On the occasion of the centenary of Vincenzo Agnetti’s birth, the exhibition par cœur (by heart) is an invitation to rediscover the conceptual and yet theatrical work of a true poet of Italian art.
Agnetti’s practice is centered around language, exploring its fragility, its limits, and its evocative power. The exhibition takes its title from the phrase “Dimenticato a memoria,” meaning “forgotten by heart,” a polysemous oxymoron that the artist explores in several series of works, both pictorial and sculptural. “Culture is about learning to forget, just like when we eat,” Agnetti explains. “More or less well manipulated, food gives us its flavor, which we quickly forget in favor of the energy we ingest.”
The same paradox is displayed across a number of felt canvases, all identical in size, bearing stencilled inscriptions. They form part of the Feltri series, which are among the most literary and poetic of the artist’s works. In them, Agnetti subverts the visual codes of the lapidarium, by replacing the cold surface of the marble with the warmth of felt, on which he affixes his aphorisms in capital letters. Each of these works, produced from the late 1960s onwards, were considered by the artist to be either a portrait or a landscape.

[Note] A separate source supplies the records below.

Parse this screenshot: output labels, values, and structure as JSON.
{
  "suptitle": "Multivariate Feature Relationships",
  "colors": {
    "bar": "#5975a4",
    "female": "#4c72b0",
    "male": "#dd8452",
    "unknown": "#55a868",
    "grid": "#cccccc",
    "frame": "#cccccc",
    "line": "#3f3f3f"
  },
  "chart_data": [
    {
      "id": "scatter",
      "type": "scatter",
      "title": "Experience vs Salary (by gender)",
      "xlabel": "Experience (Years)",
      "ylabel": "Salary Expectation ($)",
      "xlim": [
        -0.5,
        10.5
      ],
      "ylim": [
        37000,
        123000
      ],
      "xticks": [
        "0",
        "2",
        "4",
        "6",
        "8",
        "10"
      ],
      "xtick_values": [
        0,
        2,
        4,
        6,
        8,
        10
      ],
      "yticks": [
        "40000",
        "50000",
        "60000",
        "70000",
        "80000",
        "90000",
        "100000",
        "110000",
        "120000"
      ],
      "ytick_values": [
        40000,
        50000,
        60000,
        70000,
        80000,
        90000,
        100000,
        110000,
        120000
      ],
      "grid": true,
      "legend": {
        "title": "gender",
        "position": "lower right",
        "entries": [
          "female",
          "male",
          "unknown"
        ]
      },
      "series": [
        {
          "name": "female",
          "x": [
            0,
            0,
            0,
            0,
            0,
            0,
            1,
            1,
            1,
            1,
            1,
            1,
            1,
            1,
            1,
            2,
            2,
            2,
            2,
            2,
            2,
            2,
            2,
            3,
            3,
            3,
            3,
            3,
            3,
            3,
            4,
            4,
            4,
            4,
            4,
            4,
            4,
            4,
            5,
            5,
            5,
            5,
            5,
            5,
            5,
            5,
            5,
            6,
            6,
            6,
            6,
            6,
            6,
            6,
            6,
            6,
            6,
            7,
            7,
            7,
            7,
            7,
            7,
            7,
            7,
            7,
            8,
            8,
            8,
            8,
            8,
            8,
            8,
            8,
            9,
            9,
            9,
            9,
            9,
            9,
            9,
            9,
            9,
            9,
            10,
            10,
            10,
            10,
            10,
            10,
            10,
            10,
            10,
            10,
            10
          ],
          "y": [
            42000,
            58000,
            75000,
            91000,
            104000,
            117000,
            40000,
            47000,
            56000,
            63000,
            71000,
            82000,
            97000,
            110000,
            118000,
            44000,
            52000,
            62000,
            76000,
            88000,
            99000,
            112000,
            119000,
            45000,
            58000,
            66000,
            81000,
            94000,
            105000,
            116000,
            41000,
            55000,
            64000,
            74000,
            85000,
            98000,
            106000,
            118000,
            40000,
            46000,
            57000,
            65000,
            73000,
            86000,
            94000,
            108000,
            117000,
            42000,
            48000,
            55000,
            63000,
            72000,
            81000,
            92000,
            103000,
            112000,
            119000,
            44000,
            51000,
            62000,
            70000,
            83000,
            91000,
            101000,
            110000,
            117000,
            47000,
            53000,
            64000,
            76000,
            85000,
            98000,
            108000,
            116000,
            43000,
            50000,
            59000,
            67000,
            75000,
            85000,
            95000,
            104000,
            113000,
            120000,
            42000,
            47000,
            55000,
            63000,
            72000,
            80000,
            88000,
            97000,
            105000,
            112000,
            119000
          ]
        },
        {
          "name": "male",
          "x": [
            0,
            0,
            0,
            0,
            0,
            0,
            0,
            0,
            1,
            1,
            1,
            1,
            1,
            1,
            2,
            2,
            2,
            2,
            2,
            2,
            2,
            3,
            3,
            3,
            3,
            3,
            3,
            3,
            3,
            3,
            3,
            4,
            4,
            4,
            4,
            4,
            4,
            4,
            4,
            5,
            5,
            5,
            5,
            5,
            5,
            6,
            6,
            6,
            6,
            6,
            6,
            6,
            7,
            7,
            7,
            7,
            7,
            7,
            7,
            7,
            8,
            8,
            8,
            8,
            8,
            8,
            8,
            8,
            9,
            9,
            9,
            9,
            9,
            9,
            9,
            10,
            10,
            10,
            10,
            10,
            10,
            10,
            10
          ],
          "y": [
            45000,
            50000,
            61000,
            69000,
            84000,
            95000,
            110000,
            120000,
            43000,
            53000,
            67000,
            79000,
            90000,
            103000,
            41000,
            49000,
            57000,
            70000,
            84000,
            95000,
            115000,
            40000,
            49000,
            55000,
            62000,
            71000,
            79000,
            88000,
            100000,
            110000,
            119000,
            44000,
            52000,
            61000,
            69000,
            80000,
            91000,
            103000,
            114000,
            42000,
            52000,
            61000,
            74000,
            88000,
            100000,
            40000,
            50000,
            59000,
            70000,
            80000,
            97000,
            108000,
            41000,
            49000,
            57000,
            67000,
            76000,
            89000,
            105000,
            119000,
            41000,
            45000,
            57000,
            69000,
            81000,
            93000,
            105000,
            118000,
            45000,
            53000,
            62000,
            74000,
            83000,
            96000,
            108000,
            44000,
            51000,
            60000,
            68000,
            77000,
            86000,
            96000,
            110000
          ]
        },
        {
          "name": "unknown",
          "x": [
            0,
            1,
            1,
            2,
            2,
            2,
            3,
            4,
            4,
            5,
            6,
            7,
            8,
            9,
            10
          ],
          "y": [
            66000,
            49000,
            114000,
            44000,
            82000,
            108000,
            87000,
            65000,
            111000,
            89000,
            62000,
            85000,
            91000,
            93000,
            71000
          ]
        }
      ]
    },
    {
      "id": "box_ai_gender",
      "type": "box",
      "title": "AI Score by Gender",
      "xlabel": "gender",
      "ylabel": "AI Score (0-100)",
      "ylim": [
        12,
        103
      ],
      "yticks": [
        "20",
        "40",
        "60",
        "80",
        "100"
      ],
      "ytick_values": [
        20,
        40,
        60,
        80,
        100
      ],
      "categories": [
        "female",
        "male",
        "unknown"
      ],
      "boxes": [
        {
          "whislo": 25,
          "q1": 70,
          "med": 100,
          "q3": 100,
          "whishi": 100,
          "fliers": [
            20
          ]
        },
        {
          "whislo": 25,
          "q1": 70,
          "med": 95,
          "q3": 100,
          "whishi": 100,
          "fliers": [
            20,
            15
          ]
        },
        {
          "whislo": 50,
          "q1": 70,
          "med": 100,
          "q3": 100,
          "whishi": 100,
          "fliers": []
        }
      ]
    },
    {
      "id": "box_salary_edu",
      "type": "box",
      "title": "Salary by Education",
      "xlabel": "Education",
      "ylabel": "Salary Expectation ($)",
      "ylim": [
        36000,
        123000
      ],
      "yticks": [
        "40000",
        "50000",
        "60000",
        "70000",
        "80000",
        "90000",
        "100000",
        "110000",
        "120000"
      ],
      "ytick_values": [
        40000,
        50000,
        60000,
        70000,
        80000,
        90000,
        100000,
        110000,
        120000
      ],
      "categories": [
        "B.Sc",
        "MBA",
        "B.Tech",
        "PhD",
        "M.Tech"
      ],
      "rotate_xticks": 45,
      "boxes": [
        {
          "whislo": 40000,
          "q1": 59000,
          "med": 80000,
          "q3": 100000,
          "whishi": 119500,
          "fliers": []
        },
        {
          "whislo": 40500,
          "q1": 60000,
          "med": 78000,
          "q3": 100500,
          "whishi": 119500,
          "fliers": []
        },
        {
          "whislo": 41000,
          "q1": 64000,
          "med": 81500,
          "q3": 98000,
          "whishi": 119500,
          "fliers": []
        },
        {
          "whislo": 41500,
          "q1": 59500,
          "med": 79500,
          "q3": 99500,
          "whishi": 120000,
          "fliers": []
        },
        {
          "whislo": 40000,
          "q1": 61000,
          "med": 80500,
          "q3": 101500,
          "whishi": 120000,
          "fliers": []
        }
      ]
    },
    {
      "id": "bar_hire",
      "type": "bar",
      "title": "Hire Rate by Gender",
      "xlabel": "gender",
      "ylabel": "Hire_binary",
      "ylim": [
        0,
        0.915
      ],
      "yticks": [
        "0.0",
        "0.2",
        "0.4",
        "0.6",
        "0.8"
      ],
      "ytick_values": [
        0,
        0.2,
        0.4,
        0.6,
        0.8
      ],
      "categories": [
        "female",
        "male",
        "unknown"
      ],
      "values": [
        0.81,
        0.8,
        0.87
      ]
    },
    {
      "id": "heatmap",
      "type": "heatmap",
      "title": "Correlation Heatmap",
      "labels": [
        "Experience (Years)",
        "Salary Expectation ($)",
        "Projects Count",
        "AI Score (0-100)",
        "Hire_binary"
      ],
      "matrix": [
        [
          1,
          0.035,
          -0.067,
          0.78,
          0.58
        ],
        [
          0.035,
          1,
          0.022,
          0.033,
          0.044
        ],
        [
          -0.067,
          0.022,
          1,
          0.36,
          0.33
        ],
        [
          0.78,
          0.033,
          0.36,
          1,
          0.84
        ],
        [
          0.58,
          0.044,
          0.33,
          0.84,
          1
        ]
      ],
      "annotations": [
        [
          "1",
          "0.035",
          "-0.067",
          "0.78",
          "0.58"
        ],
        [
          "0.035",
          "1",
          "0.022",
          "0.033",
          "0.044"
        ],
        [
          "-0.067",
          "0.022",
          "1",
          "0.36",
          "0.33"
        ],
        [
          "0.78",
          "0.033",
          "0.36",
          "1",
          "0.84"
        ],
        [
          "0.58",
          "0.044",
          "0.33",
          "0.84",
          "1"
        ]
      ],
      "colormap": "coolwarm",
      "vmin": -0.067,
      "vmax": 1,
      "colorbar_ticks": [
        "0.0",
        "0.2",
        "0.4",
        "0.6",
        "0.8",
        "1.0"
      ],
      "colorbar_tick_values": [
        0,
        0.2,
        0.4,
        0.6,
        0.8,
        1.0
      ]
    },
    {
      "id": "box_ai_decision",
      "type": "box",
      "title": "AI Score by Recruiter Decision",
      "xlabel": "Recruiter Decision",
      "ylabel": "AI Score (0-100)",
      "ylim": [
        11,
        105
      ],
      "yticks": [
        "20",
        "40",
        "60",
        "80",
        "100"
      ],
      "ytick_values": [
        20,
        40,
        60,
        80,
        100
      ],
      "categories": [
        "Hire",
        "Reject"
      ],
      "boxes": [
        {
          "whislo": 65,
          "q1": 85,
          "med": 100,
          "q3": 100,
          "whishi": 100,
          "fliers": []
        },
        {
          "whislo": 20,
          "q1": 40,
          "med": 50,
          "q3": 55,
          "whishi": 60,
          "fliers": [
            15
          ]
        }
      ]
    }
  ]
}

Urban spaces and dwellings are a major theme for the artist, as seen in the work Tre villaggi differenti – Non c’è più nessuno (Three Different Villages -There Is No One Left, 1977), on view in the gallery’s lower level. With white letters traced on a black ground, the polyptych addresses the abandonment of villages and communal life in favor of the anonymity and conformism of large urban centers.